Les États-Unis, pays hôte, affrontent la Belgique en huitièmes de finale de la Coupe du monde sans Balogun
Les États-Unis, portés par une phase de groupes presque parfaite, affrontent une Belgique encore euphorique après son retournement de situation spectaculaire contre le Sénégal lundi en huitièmes de finale.
La dynamique américaine face à la résilience belge
Les États-Unis abordent ce huitième de finale à domicile avec confiance après avoir terminé en tête du Groupe D. Les victoires contre le Paraguay (4-1) et l’Australie (2-0), ainsi qu’une défaite avec une équipe remaniée face à la Turquie, ont précédé un succès 2-0 contre la Bosnie-Herzégovine au tour précédent. Ce match a toutefois coûté à l’équipe l’attaquant Folarin Balogun, expulsé. L’attaquant de Monaco, déjà auteur de trois buts, est suspendu ; Ricardo Pepi devrait mener l’attaque.
Le parcours de la Belgique a été moins tranquille. Une victoire 3-2 contre le Sénégal mercredi, obtenue grâce à une avalanche de buts tardifs, a donné un coup de fouet à l’équipe. Dodi Lukebakio a qualifié cela de « boost » et a rappelé la victoire 5-2 en amical contre les États-Unis en mars comme point de repère, tout en précisant que les Américains ont progressé depuis.
C’est une équipe qui a progressé depuis cet amical.

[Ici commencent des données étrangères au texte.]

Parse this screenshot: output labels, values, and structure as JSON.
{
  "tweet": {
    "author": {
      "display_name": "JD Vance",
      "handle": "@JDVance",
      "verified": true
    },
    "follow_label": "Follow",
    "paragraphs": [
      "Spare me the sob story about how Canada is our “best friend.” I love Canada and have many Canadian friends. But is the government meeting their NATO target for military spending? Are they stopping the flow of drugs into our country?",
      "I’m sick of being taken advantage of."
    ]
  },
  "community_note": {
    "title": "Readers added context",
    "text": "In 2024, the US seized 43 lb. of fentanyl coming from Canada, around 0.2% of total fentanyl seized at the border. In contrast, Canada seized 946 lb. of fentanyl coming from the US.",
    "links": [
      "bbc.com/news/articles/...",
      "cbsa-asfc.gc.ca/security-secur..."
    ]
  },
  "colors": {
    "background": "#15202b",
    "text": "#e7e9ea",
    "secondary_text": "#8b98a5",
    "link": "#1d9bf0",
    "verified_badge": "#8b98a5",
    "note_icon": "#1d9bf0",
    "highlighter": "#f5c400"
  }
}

Ce sera sans aucun doute un adversaire difficile à maîtriser. Mais ce match contre le Sénégal nous a donné un boost supplémentaire. Nous abordons cette rencontre avec plus de confiance.
L’absence de Balogun et les avantages tactiques
Axel Witsel, qui n’a pas encore joué une minute dans le tournoi, a révélé avoir conseillé à l’entraîneur Rudi Garcia de presser plus haut pendant le match contre le Sénégal. Le milieu de terrain vétéran considère la suspension de Balogun comme « un point positif pour nous » et a noté que la défense à trois des États-Unis n’est pas la plus rapide, suggérant que la Belgique peut les mettre en difficulté dans la profondeur.
Ils vont mettre beaucoup d’intensité, ils vont sûrement venir nous presser haut. Nous pouvons vraiment les mettre en difficulté dans la profondeur, derrière leur défense. Ils ne sont pas les plus rapides derrière.
Un public hostile comme carburant
Maxim De Cuyper s’attend à ce que le stade soit entièrement contre la Belgique, mais estime que l’expérience du groupe dans les grandes ambiances européennes les aidera. Il a qualifié le match de « 50/50 » et a déclaré que l’équipe a déjà discuté des tireurs de penalty, le joueur de 25 ans s’étant porté volontaire.
Avoir tout le stade contre vous peut aussi vous donner un boost. Si vous parvenez à les faire taire, cela procure une excellente sensation pour la suite. Le plus important est de savoir que nous pouvons les mettre en difficulté.
Écho de 2014
Il s’agit d’une répétition du huitième de finale de 2014, que la Belgique avait remporté 2-1 après prolongation. Witsel, qui avait joué ce jour-là, l’a qualifié de « match fou » qui l’a laissé « carbonisé ». Il s’attend à la même intensité, même si le cadre aux États-Unis sera différent. La Belgique cherche à éviter un autre départ lent et à imposer ses principes plutôt que de s’adapter entièrement au 3-4-3 américain.